Je suis effectivement un ancien de Centrale. J’y ai fait mes études du temps, où cette école était encore à Châtenay-Malabry. C’est dire si j’ai eu un pincement au cœur en apprenant qu’elle allait être transférée sur le Plateau de Saclay, en fusionnant de surcroît avec Supélec (non, là, je plaisante, c’est une bonne chose que ces deux écoles aient privilégié l’union). Ingénieur, je ne le suis pas que de formation : j’ai aussi travaillé durant près de sept ans, en tant qu’ingénieur en mathématiques appliquées à l’informatique. C’est durant cette carrière d’ingénieur que j’ai croisé le chemin de la scène, laquelle est, pour la faire courte, devenue une drogue !
– Pourquoi avoir renoncé au monde de l’ingénieur ?
Peut-être parce que je n’étais tout simplement pas fait pour ! En témoigne d’ailleurs la taille de mon cerveau d’ingénieur que je vous ai donné à voir durant mon intervention [comme un clin d’œil à l’intervention de Jean-François Mangin, chercheur à Neurospin, qui avait donné à voir une reproduction en 3D de la partie droite du sien, Karim a fait mine d’extraire le sien d’une toute petite boîte…]. Force m’a été de constater que je n’étais pas un vrai passionné d’ingénierie. Mais, en cela, je ne présente pas une exception. Beaucoup de jeunes font des études d’ingénieur, avant de découvrir que cela ne correspond pas à leur vocation véritable. Ils ont été tout simplement mal orientés, au prétexte qu’ils étaient bons dans une ou des disciplines scientifiques. L’inverse étant vrai aussi : beaucoup de jeunes qu’on estime a priori pas faits pour des études scientifiques feraient d’excellents ingénieurs. Je connais beaucoup de personnes qui ont fait des études littéraires et qui n’en sont pas moins passionnées de science, en étant même beaucoup plus cultivées que moi en la matière.
Pour autant, je n’ai pas coupé tout lien avec la science ni avec l’ingénierie. Au contraire, je me découvre un regain d’intérêt pour elles, à travers les textes que j’écris pour les besoins de mes spectacles et surtout les rencontres que me permet mon métier.

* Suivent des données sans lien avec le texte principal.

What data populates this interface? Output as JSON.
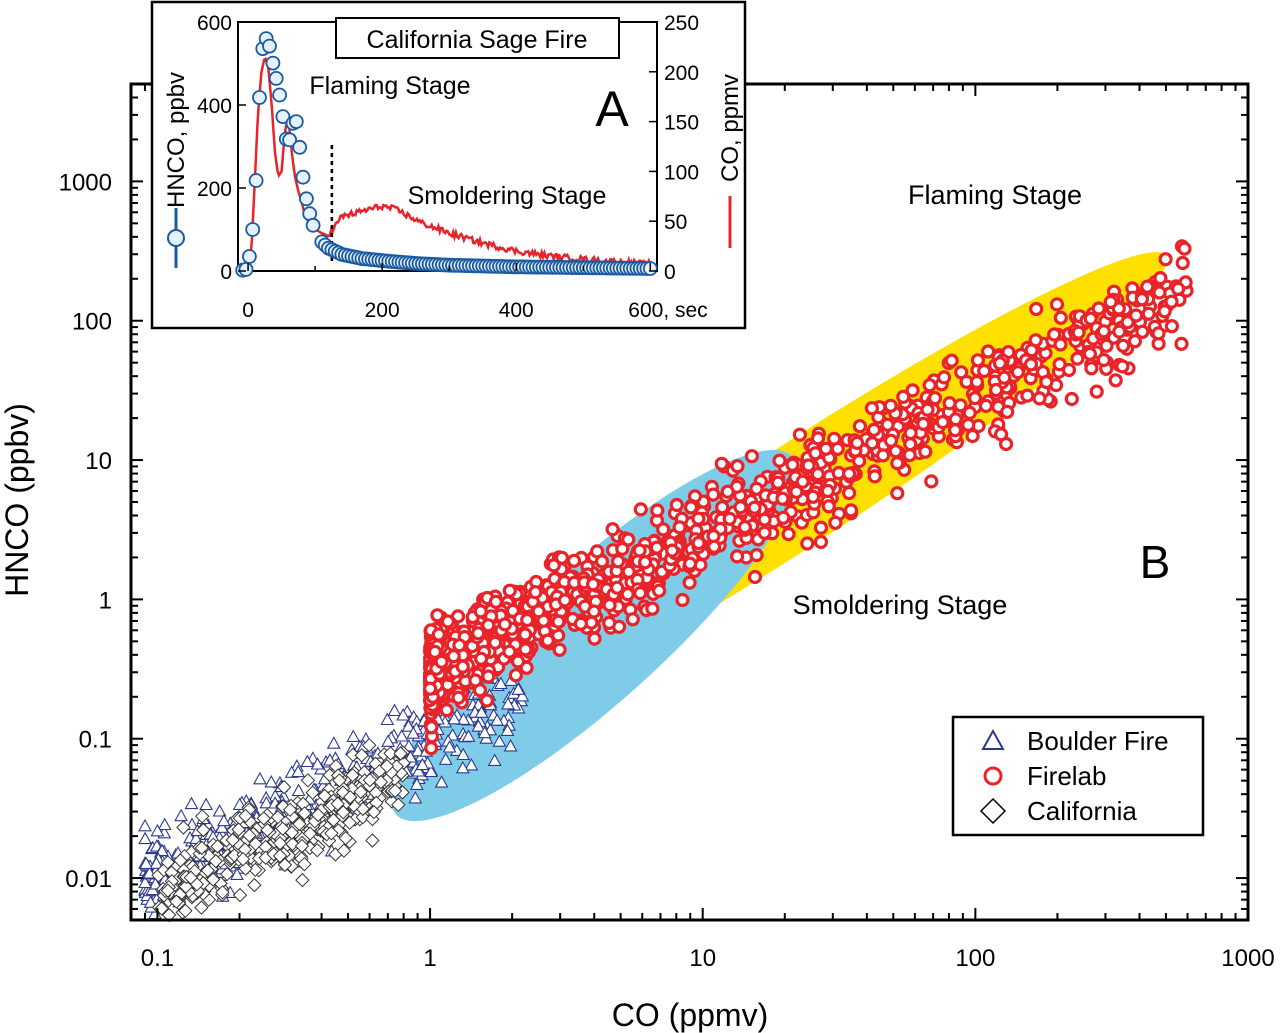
{
  "chart_data": [
    {
      "type": "scatter",
      "panel": "B",
      "xscale": "log",
      "yscale": "log",
      "xlim": [
        0.08,
        1000
      ],
      "ylim": [
        0.005,
        5000
      ],
      "xlabel": "CO (ppmv)",
      "ylabel": "HNCO (ppbv)",
      "x_ticks": [
        "0.1",
        "1",
        "10",
        "100",
        "1000"
      ],
      "y_ticks": [
        "0.01",
        "0.1",
        "1",
        "10",
        "100",
        "1000"
      ],
      "panel_label": "B",
      "legend": [
        "Boulder Fire",
        "Firelab",
        "California"
      ],
      "legend_position": "bottom-right",
      "regions": [
        {
          "name": "Flaming Stage",
          "label": "Flaming Stage",
          "color": "#ffe000",
          "center": [
            22,
            5.5
          ],
          "log_semi_major": 1.62,
          "log_semi_minor": 0.36,
          "angle_deg": 33
        },
        {
          "name": "Smoldering Stage",
          "label": "Smoldering Stage",
          "color": "#7fcce8",
          "center": [
            4.0,
            0.55
          ],
          "log_semi_major": 0.98,
          "log_semi_minor": 0.48,
          "angle_deg": 42
        }
      ],
      "series": [
        {
          "name": "Boulder Fire",
          "marker": "triangle",
          "color": "#2b3a8f",
          "fit": {
            "x_range": [
              0.09,
              2.2
            ],
            "slope": 1.0,
            "intercept_at_1": 0.1,
            "spread_decades": 0.28
          }
        },
        {
          "name": "Firelab",
          "marker": "circle",
          "color": "#e8242a",
          "fit": {
            "x_range": [
              1.0,
              600
            ],
            "slope": 0.98,
            "intercept_at_1": 0.3,
            "spread_decades": 0.3
          }
        },
        {
          "name": "California",
          "marker": "diamond",
          "color": "#333333",
          "fit": {
            "x_range": [
              0.1,
              0.8
            ],
            "slope": 1.0,
            "intercept_at_1": 0.07,
            "spread_decades": 0.25
          }
        }
      ]
    },
    {
      "type": "line",
      "panel": "A",
      "title": "California Sage Fire",
      "panel_label": "A",
      "xlim": [
        -15,
        610
      ],
      "xlabel": "sec",
      "x_ticks": [
        "0",
        "200",
        "400",
        "600, sec"
      ],
      "y_left_label": "HNCO, ppbv",
      "y_left_ticks": [
        "0",
        "200",
        "400",
        "600"
      ],
      "y_left_lim": [
        0,
        600
      ],
      "y_right_label": "CO, ppmv",
      "y_right_ticks": [
        "0",
        "50",
        "100",
        "150",
        "200",
        "250"
      ],
      "y_right_lim": [
        0,
        250
      ],
      "annotations": [
        "Flaming Stage",
        "Smoldering Stage"
      ],
      "stage_divider_x": 125,
      "series": [
        {
          "name": "CO",
          "axis": "right",
          "color": "#e8242a",
          "x": [
            0,
            5,
            10,
            15,
            20,
            25,
            30,
            35,
            40,
            45,
            50,
            55,
            60,
            65,
            70,
            75,
            80,
            85,
            90,
            100,
            110,
            120,
            130,
            140,
            160,
            180,
            200,
            220,
            240,
            260,
            300,
            350,
            400,
            450,
            500,
            550,
            600
          ],
          "y": [
            2,
            20,
            90,
            160,
            200,
            215,
            205,
            170,
            120,
            95,
            100,
            140,
            155,
            120,
            95,
            80,
            70,
            55,
            50,
            42,
            38,
            35,
            45,
            55,
            58,
            62,
            65,
            62,
            55,
            48,
            38,
            28,
            20,
            15,
            12,
            9,
            7
          ]
        },
        {
          "name": "HNCO",
          "axis": "left",
          "color": "#1a5aa0",
          "x": [
            -8,
            0,
            5,
            10,
            15,
            20,
            25,
            30,
            35,
            40,
            45,
            50,
            55,
            60,
            65,
            70,
            75,
            80,
            85,
            90,
            95,
            100,
            110,
            120,
            140,
            170,
            200,
            250,
            300,
            350,
            400,
            450,
            500,
            550,
            600
          ],
          "y": [
            2,
            5,
            80,
            130,
            350,
            520,
            560,
            560,
            515,
            480,
            440,
            400,
            330,
            300,
            340,
            380,
            330,
            250,
            190,
            150,
            120,
            95,
            70,
            55,
            40,
            30,
            25,
            18,
            14,
            12,
            10,
            9,
            8,
            7,
            6
          ]
        }
      ]
    }
  ]
}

Ce soir, j’ai eu un plaisir tout particulier à entendre les chercheurs qui sont intervenus : Sébastien Bigo [Directeur de Groupe de Recherche au Nokia Bell Labs], sur la fibre optique ; William Watkins [Ingénieur de recherche] sur les nanosciences, etc. Leurs interventions étaient des modèles de vulgarisation !

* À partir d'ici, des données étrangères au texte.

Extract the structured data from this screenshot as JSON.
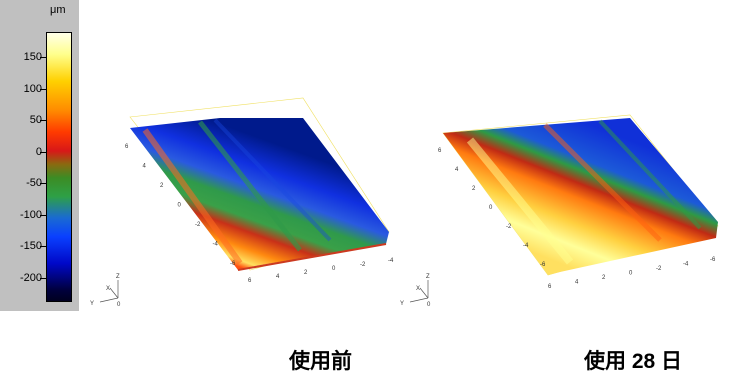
{
  "colorbar": {
    "unit": "μm",
    "ticks": [
      "150",
      "100",
      "50",
      "0",
      "-50",
      "-100",
      "-150",
      "-200"
    ]
  },
  "surfaces": [
    {
      "caption": "使用前",
      "y_ticks": [
        "6",
        "4",
        "2",
        "0",
        "-2",
        "-4",
        "-6"
      ],
      "x_ticks": [
        "6",
        "4",
        "2",
        "0",
        "-2",
        "-4"
      ]
    },
    {
      "caption": "使用 28 日",
      "y_ticks": [
        "6",
        "4",
        "2",
        "0",
        "-2",
        "-4",
        "-6"
      ],
      "x_ticks": [
        "6",
        "4",
        "2",
        "0",
        "-2",
        "-4",
        "-6"
      ]
    }
  ],
  "axis_triad": {
    "x": "X",
    "y": "Y",
    "z": "Z",
    "origin": "0"
  }
}
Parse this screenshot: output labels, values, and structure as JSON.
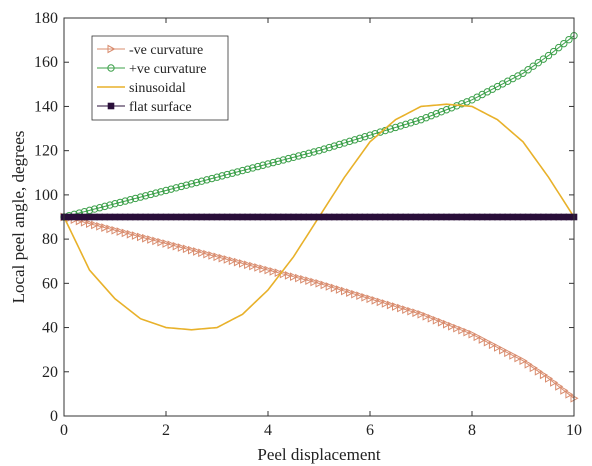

Etre ou ne pas être ingénieur ? Ce n’est pas ainsi que se pose la question. On peut très bien s’épanouir comme littéraire ou même artisan comme ce Chef Pâtissier, Meilleur Ouvrier de France, Yann Brys. Tout dépend du moment de votre vie et de la manière dont on vous présente les disciplines. Il n’y a donc que des rendez-vous manqués, mais qu’on peut vivre plus tard. Rappelons que lorsqu’on sort d’une école d’ingénieurs, on a à peine plus de vingt ans. C’est dire si on a toute la vie devant soi et la possibilité de vivre des expériences enrichissantes, d’avoir des déclics. Si, donc, j’ai un message à faire passer, c’est qu’il n’y a pas de sens à réduire son identité à celle d’être un ingénieur et rien d’autre. Il y a bien d’autres manières d’exister, au-delà du diplôme que l’on a obtenu, bien trop tôt dans sa vie !
– Que vous apporte de spécifique le métier d’humoriste ?
Je le vis d’abord comme une chance : écrire pour faire rire les gens, c’est quand même un challenge grisant. C’est aussi un moyen de faire des rencontres avec toutes sortes de personnes, de toutes les couches sociales, de tous profils, ne serait-ce qu’à travers les spectateurs qui assistent à mes spectacles. Chose qu’une carrière élitiste, avouons-le, ne permet pas toujours.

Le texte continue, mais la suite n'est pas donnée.